FIG. 2 shows in greater detail the components of the processing circuit 3 of the RFID tag 1. The processing circuit 3 comprises, cascade-connected, a resonance capacitor 5, a modulator 6, a rectifier stage 7, a booster stage 8, and a detection circuit 9. The reader 4 comprises, instead, a second antenna 10 and a control circuit 11.
FIG. 3 shows an RFID tag 1, wherein the first antenna 2 is coupled in the UHF band with the second antenna 10 of the reader 4. Usually, this type of coupling is performed in far-field conditions so as to enable the reader 4 to detect the presence of the RFID tag 1 even at a large distance. Thus, the antennas used have linear dimensions at least on the order of centimeters.
The RFID tag 1 shown in FIG. 3 moreover has an adaptation network 12, arranged on the outside of the processing circuit 3.
In the devices of FIGS. 2 and 3, the rectifier stage 7 can be of any type, for example, of the PMOS-NMOS type with cross-connected gates shown in FIG. 4, which has been implemented in the solution proposed. In detail, the rectifier stage 7 is formed by a pair of PMOS transistors M2, M4 and a pair of NMOS transistors M1, M3, with cross-connected gates, operating as switches.
A voltage generator Vs is coupled, at input terminals A, B, to the rectifier stage 7 and supplies an input square-wave signal Vs having an amplitude such as to bring the transistors MI, M2, M3, M4 into a low-resistance “on” state (sometimes called the triode region) in the high condition of the wave and to inhibit them when the voltage is zero. In detail, during the half-period when the potential of the terminal A is positive with respect to the terminal B, M1 and M2 are on, while M3 and M4 are off. In this situation, a current k flows from a ground node GND through M1 to the voltage generator Vs and then through M2 to a load represented in FIG. 4 by a resistor R0 and a capacitor C0.
During the half-period when the potential of the terminal A is negative with respect to the terminal B, the transistors M3 and M4 are on, while the transistors MI and M2 are off. In this situation, the current Ic flows from ground through the transistor M3 to the voltage generator Vs and then through the transistor M4 to the load R0, C0, and then recloses to ground. Consequently, in each of the two half-periods, the current Ic that flows in the load C0, R0 always has a same direction. The current Ic charges the capacitor C0, which functions as a battery for the circuits downstream. The rectifier stage 7 generates a d.c. voltage on the capacitor C0, given by the following equation:VDC=Vs−2Von  (1)

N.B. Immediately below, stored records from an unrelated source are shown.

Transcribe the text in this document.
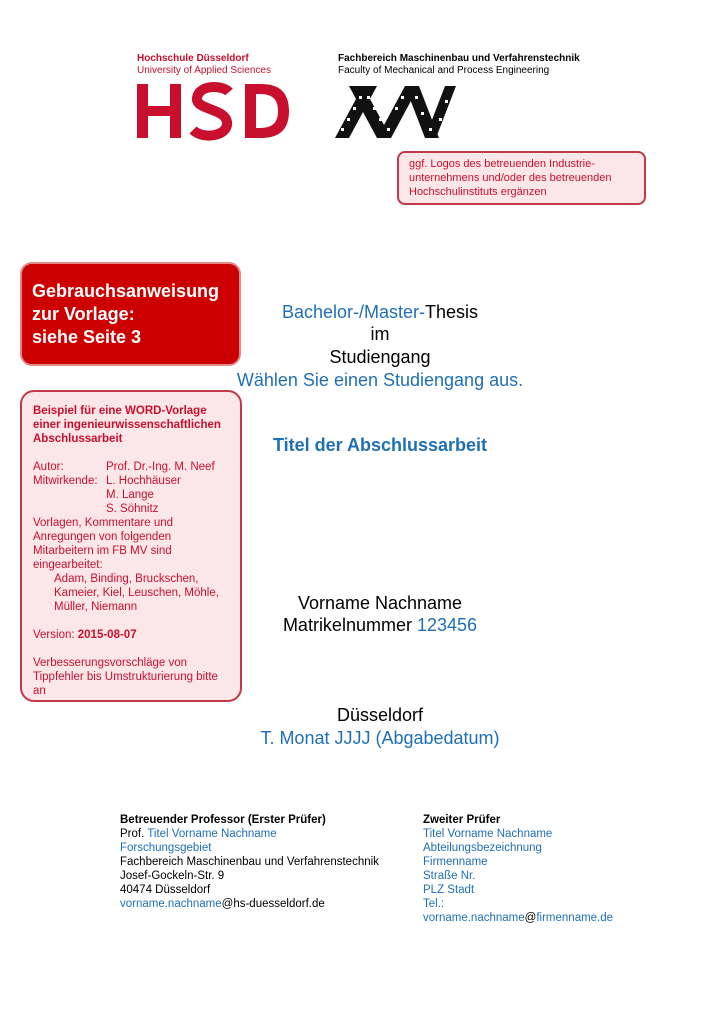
Hochschule Düsseldorf
University of Applied Sciences
Fachbereich Maschinenbau und Verfahrenstechnik
Faculty of Mechanical and Process Engineering
ggf. Logos des betreuenden Industrie-unternehmens und/oder des betreuenden Hochschulinstituts ergänzen
Gebrauchsanweisung
zur Vorlage:
siehe Seite 3

Beispiel für eine WORD-Vorlage einer ingenieurwissenschaftlichen Abschlussarbeit

Autor:	Prof. Dr.-Ing. M. Neef
Mitwirkende: L. Hochhäuser
M. Lange
S. Söhnitz

Vorlagen, Kommentare und Anregungen von folgenden Mitarbeitern im FB MV sind eingearbeitet:

Adam, Binding, Bruckschen, Kameier, Kiel, Leuschen, Möhle, Müller, Niemann

Version: 2015-08-07

Verbesserungsvorschläge von Tippfehler bis Umstrukturierung bitte an

Bachelor-/Master-Thesis
im
Studiengang
Wählen Sie einen Studiengang aus.
Titel der Abschlussarbeit
Vorname Nachname
Matrikelnummer 123456
Düsseldorf
T. Monat JJJJ (Abgabedatum)
Betreuender Professor (Erster Prüfer)
Prof. Titel Vorname Nachname
Forschungsgebiet
Fachbereich Maschinenbau und Verfahrenstechnik
Josef-Gockeln-Str. 9
40474 Düsseldorf
vorname.nachname@hs-duesseldorf.de
Zweiter Prüfer
Titel Vorname Nachname
Abteilungsbezeichnung
Firmenname
Straße Nr.
PLZ Stadt
Tel.:
vorname.nachname@firmenname.de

where Vs is the amplitude of the voltage input to the rectifier stage 7, and Von is the voltage across the drain and source of the MOS transistors M1-M4 due to the resistance of their respective channels, in a triode condition. When the current Ic increases, Von increases and VDC decreases for a given Vs and a given channel resistance. The behavior of the rectifier stage 7 in the case of an input voltage Vs of a sinusoidal type is similar to the one described above, but the d.c. voltage on the load R0, C0 as well as the electrical efficiency of the rectifier circuit 7 have a lower value, since the transistors affected (M1-M2 or M3-M4) remain on in the triode condition for a time shorter than a half-period of an input square wave at the same frequency.
Given the dimensions of the transmitting antennas 2, these often cannot be integrated in the processing circuit 3 in either of the devices shown in FIGS. 2 and 3, thus leading to a high production cost, represented by the large number of manufacturing steps, and large overall dimensions of the final device.